Another way of securing your Apache Thrift connection (although a little bit more complicated) is tunneling it over SSH.

We will discuss this in the detail in Chapter 8, Advanced Usage of Apache Thrift.

Interface description language

Apache Thrift's core feature is its own IDL, one that shapes its simplicity and usability. It will be familiar at first sight to anyone who has programmed in contemporary programming languages. Using IDL, you are able to define the service and all the variables that it uses in one file. It is an unambiguous description of what the service will look similar to without going into the implementation details.

Let's consider a very simple service, which allows you to add two integers:

namespace py thrift.example1
namespace php thrift.example1

service AddService {
    i32 add(1: i32 a, 2: i32 b),
}

This example code defines AddService service, which contains the add method. This method takes two 32-bit signed integers (i32) as parameters and also returns such an integer as a result.

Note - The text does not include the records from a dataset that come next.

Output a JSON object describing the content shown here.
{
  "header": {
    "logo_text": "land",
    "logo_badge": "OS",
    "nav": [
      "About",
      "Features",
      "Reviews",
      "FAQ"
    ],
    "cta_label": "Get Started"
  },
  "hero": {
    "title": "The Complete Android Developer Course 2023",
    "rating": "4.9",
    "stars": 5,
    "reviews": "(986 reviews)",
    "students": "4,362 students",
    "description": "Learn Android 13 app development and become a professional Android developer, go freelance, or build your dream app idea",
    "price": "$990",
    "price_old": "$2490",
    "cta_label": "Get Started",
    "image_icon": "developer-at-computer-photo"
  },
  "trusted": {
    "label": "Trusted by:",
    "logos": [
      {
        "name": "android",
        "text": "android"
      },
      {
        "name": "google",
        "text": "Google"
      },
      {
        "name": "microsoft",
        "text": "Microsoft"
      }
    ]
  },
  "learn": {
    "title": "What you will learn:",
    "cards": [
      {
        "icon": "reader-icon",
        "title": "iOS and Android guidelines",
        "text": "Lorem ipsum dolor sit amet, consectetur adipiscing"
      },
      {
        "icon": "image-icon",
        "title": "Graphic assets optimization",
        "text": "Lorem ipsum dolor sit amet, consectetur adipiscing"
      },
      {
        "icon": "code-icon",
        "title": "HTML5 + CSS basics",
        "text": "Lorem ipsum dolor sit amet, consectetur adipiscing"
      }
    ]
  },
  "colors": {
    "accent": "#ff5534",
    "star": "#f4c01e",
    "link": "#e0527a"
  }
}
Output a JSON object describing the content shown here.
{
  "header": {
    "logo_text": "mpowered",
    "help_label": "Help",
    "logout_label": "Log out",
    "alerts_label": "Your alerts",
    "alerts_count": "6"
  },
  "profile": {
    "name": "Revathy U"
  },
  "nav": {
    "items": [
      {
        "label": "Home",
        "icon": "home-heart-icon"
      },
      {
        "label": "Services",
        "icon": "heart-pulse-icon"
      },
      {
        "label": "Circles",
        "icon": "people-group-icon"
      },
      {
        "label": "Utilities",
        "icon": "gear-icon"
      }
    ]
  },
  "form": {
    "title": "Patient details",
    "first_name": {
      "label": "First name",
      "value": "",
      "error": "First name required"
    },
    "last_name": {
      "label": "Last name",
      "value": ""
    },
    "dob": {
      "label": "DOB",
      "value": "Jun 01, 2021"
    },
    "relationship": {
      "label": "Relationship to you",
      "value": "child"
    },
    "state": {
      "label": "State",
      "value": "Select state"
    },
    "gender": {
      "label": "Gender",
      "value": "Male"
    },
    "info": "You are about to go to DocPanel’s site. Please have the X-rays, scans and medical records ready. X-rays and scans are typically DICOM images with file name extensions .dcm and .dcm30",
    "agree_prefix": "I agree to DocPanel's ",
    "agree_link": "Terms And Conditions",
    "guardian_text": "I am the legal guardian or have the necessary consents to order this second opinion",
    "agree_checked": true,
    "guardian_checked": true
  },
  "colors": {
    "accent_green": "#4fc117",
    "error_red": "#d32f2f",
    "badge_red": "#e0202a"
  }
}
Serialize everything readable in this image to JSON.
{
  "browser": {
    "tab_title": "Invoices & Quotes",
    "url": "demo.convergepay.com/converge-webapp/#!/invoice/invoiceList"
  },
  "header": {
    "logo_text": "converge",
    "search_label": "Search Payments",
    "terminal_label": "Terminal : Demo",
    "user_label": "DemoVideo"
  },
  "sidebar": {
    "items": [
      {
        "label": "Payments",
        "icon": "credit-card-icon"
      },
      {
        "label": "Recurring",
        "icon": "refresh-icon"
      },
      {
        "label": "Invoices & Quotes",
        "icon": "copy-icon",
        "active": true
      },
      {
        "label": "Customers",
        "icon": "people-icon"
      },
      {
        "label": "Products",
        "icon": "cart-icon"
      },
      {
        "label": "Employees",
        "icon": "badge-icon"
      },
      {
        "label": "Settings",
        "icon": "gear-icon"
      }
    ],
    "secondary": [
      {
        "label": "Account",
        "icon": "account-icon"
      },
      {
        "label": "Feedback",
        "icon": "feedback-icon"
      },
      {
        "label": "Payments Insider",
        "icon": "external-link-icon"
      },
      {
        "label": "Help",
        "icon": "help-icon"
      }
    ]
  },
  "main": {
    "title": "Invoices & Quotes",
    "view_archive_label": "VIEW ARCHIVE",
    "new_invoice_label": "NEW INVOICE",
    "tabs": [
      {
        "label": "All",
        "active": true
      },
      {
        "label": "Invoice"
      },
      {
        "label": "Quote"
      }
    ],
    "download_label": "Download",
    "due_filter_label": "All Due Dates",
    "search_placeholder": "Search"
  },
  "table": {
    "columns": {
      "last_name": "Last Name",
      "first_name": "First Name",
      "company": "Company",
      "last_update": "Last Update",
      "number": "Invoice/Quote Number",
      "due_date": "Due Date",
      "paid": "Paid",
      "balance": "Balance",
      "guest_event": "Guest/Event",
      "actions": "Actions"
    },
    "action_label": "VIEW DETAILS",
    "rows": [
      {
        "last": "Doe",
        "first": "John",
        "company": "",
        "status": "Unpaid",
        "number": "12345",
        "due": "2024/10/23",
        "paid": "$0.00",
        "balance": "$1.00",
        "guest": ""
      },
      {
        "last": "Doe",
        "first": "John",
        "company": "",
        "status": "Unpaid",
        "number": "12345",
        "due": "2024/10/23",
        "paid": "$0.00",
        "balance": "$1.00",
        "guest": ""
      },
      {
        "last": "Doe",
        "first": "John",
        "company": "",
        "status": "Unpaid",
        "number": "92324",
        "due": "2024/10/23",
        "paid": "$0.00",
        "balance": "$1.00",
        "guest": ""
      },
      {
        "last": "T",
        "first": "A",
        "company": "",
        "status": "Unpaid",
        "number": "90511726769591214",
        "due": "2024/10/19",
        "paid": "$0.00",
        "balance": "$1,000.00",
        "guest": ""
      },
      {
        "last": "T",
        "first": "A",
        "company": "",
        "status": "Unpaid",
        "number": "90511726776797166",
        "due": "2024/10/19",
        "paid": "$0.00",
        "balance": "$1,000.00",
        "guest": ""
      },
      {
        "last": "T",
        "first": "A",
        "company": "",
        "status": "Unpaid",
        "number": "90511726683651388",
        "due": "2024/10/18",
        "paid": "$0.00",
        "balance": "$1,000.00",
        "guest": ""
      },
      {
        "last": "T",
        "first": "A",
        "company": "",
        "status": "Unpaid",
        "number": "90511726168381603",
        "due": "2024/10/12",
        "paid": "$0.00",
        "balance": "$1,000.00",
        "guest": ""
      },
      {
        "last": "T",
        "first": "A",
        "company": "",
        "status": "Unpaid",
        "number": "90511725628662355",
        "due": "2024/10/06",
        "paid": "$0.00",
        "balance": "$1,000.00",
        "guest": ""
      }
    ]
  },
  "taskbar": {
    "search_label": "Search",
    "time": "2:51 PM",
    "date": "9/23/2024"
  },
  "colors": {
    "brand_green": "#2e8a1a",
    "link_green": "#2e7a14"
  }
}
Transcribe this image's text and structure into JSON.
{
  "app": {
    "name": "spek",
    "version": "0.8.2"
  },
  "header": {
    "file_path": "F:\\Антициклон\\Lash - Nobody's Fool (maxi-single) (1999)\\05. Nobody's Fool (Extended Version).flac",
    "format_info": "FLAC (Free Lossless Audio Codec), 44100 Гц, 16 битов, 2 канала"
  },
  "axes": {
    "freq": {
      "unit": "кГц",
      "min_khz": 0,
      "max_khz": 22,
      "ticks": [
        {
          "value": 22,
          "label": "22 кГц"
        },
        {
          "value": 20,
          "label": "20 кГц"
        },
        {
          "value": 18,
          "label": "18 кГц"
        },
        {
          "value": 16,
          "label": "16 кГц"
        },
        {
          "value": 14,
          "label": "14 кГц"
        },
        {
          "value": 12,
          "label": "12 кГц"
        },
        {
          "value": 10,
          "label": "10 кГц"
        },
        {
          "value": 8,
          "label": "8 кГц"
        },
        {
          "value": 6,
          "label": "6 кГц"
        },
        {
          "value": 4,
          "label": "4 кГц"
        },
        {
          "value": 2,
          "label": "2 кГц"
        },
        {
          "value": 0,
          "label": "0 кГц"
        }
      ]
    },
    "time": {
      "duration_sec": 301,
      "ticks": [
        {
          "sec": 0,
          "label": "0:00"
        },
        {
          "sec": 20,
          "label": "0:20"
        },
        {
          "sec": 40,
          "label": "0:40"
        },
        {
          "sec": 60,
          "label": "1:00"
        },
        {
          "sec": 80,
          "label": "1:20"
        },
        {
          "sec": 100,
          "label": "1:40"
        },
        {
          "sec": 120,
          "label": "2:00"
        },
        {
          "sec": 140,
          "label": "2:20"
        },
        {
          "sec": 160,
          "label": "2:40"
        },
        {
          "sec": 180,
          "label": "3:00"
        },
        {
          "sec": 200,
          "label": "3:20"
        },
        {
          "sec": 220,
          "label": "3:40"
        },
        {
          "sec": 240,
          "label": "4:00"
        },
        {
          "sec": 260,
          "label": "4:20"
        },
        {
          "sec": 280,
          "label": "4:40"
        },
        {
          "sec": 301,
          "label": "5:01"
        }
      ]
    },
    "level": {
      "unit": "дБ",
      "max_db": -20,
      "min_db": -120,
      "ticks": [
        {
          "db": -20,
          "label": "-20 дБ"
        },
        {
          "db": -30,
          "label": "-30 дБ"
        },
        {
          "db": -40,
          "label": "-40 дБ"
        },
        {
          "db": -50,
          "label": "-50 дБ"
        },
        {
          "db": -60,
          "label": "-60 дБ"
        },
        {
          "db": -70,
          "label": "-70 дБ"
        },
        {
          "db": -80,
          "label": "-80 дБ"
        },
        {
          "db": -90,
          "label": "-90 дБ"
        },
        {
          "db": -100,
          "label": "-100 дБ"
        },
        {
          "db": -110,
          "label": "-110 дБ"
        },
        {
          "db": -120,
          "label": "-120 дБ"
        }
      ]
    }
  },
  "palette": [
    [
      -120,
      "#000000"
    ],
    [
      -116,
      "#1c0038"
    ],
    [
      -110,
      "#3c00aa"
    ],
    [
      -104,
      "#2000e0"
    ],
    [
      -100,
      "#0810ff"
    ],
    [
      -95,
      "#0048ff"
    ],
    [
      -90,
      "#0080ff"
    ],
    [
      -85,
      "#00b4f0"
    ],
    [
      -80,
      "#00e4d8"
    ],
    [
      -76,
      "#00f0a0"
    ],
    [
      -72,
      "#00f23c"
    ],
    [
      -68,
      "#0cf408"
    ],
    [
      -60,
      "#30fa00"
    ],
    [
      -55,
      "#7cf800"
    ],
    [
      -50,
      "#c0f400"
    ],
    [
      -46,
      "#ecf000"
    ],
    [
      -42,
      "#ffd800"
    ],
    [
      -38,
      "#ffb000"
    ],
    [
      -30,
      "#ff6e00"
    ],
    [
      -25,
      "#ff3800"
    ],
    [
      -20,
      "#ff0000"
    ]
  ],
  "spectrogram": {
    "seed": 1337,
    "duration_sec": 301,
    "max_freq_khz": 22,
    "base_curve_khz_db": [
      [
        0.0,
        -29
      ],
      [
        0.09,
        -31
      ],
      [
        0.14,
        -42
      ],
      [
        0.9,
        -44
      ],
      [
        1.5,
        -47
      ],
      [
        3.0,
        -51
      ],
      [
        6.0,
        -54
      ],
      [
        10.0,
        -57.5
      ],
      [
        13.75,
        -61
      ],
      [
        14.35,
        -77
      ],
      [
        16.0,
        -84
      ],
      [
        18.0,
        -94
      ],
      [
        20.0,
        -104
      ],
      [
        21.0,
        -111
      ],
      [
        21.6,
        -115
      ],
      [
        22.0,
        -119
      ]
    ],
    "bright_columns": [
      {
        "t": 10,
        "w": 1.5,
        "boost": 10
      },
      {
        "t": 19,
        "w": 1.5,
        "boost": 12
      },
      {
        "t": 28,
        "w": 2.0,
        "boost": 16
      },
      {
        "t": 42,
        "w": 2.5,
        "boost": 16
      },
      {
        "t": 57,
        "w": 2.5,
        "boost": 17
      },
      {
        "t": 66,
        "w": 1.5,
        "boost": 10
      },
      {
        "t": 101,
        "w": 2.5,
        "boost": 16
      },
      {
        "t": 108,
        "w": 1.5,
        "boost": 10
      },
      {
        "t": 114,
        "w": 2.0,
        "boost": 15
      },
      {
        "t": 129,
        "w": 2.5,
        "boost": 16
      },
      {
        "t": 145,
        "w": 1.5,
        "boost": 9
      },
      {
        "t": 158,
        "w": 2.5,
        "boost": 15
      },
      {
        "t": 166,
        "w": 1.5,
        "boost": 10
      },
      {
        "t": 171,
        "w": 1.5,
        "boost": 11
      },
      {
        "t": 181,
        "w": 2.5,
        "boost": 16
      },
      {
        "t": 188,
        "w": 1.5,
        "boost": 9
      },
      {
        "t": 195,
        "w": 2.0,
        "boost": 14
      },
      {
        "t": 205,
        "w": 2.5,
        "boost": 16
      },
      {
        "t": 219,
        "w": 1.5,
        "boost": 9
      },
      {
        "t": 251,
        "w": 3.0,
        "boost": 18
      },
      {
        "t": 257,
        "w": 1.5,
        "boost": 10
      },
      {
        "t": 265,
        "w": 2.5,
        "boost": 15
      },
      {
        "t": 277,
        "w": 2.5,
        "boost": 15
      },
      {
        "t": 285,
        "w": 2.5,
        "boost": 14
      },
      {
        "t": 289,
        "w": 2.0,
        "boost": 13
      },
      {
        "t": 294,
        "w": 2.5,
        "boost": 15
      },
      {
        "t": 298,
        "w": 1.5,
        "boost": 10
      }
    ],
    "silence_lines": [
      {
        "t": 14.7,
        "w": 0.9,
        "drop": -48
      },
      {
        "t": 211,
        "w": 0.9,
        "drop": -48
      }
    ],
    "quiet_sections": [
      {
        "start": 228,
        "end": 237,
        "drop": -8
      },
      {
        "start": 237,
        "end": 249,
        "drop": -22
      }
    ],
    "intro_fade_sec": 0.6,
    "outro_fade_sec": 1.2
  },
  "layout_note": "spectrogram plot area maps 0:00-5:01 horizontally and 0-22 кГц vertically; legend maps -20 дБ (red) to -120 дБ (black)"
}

We will want to have the code generated for Python and PHP languages, but of course Apache Thrift is able to do it for a far greater spectrum of languages.

Now the Thrift's magic begins; if you save this code to the file (let's say, example1.thrift) and run the following commands, you will get the code of client and server for this service in desired languages (Python and PHP in this example) in the newly-created folders, gen-py and gen-php:

$ thrift --gen py example1.thrift
$ thrift --gen php example1.thrift

In the simplest solution, it is enough to fill the code of the add method, and voilà, you have a fully-functional client and server.

This example is, of course, oversimplified, but shows the major advantage of Apache Thrift—the ability to define in one place and then instantly generate services and the corresponding client code without the need of writing code in every language from scratch. It is a great tool not only for final solutions, but also for rapid prototyping for different programming languages.

To see how much work Apache Thrift just spared you, examine the generated files that are saved in the gen-py and gen-php folders.

IDL is a very powerful tool. It has a lot of options and gives you a great deal of flexibility. We will discuss it in greater detail in Chapter 4, Understanding How Apache Thrift Works.